“Come back with your shield or on it” my doctor advised before I moved across the country to work at Amazon.
I was on the retreat with my proverbial shield just 18 months later.
I envisioned Amazon as a stepping stone on the road to becoming an amazing programmer -- someone who could turn imagination into reality. Instead, I left feeling burnt out, stagnant, and like I had taken a step to nowhere.
Then, I had one of the most amazing experiences of my life at the Recurse Center (RC), a “writer’s retreat for programmers.” The kind when described that can only sound like I’m trying to convince you to join some cult.
I first encountered RC a couple of years earlier while visiting a friend in New York City. I met Rudi, whose passion for programming and wisdom left a deep impression on me. He had gone to RC and gave a glowing recount of his experience which sparked me to do further research. By the time I was feeling burnt out at Amazon, I was daydreaming about the amazing people I could meet at RC and the opportunity to explore my curiosity.

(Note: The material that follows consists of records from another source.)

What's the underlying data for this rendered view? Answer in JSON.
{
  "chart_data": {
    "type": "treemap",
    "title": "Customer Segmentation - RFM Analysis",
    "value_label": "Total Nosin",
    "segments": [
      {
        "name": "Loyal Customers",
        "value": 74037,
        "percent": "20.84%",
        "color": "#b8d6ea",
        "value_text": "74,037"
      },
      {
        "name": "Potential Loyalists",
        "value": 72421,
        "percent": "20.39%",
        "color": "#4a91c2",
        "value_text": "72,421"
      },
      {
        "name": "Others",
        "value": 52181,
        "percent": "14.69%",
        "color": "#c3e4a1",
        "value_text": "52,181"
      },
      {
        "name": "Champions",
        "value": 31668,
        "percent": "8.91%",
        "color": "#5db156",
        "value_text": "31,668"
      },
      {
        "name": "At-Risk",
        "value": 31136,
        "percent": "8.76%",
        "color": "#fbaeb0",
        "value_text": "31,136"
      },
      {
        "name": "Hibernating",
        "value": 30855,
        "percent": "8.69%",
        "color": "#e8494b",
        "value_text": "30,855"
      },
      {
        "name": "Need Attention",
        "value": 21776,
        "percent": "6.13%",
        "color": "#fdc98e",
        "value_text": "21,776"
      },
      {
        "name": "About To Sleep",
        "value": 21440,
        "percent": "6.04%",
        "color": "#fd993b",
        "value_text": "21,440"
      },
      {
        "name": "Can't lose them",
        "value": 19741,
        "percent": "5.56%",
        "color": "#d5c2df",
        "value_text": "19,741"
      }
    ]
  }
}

As for the actual RC experience, everything is self-directed. There isn’t a curriculum to work through or deadlines to meet. This raises the question, “What’s the difference between going to RC and taking a sabbatical to work on yourself?”
The answer lies in the vibrant RC community. Participants are incredibly diverse, a medley of game developers, machine learning Ph.D. students, industry veterans with 20+ years of experience, people who had dropped out of high school to work at Google, visual artists, musicians, and so much more.
People are also generous in sharing what they’re learning. I remember sitting down with a Video DJ from Montreal and working with him on upgrading his custom software for creating light shows in different venues. I spent time working with a graduate student from the UK on writing a compiler. I paired up with other Recursers to build a chess engine. Programming began to feel incredibly creative.
Some of my fondest memories are from the 30+ “coffee chat” 1:1s I had with other Recursers. Each conversation left me with a new perspective. I learned about growing up in India, what other large tech companies are like, grad school, pursuing passion vs. doing the work, working as a chemical engineer in rural Missouri, leaving high school to work at Google, and so much more.
I left RC feeling rejuvenated, like I’d regained my shield. While I had moved to work at Amazon alone, I now felt like I had the support of an entire community.
Here were some insights I had at the Recurse Center.
The power of a strong community cannot be overstated
Everyone has an incredible story to tell and learn from
Working towards things out of joy and curiosity still requires hard work and intentional practice
Sometimes radically changing your environment can radically change the way you think
Seek out the places that make you feel the most alive
I’m regularly in touch with dozens of the Recursers I met during the retreat and still regularly attend online and in-person events. Looking back now, the Recurse Center feels like an experience I had waited for my whole life.
Selected Reading (from a Recurser)
Things unlearned, Jamie Brandon
This is one of the excellent posts Jamie wrote as part of Reflections on a decade of coding. The prompt for the post is: “what are some things that you used to strongly believe but have now changed your mind about?”
There were three particular points that resonated with me:
“Whenever I ran up against something that was ugly or difficult, I would start looking for a simpler solution” - There’s the temptation to try and find an “elegant” solution. This bit me as a novice programmer. Anytime I’d run into something ugly or difficult, I would spin my wheels trying to simplify the problem and solve the puzzle. Sometimes it's better to just get something working and move on.
“If you have a mountain of shit to move, how much time should you spend looking for a bigger shovel? There’s no obviously correct answer … The answer absolutely cannot be 100% of your time” - Part of the temptation here is avoiding tedious work. The best approach I’ve found is to try doing some shoveling and evaluate how that works before trying to upgrade your shovel.
“If I could go back and do it again, I would spend the majority of my time trying to solve hard/interesting problems, using whatever were the mainstream languages and tools in that domain.” - There’s a constant temptation to try out the shiny new tools that will make everything before them obsolete. I’d expand on this and say we should try to minimize the number of directions we’re expanding in and try to go deeper on fewer. I’ve failed to complete some personal projects because I tried to learn a new programming language, framework, and domain all at the same time.
Jamie strikes me as a pragmatist and someone whose reflections are coming from hard-earned experience rather than philosophical musing.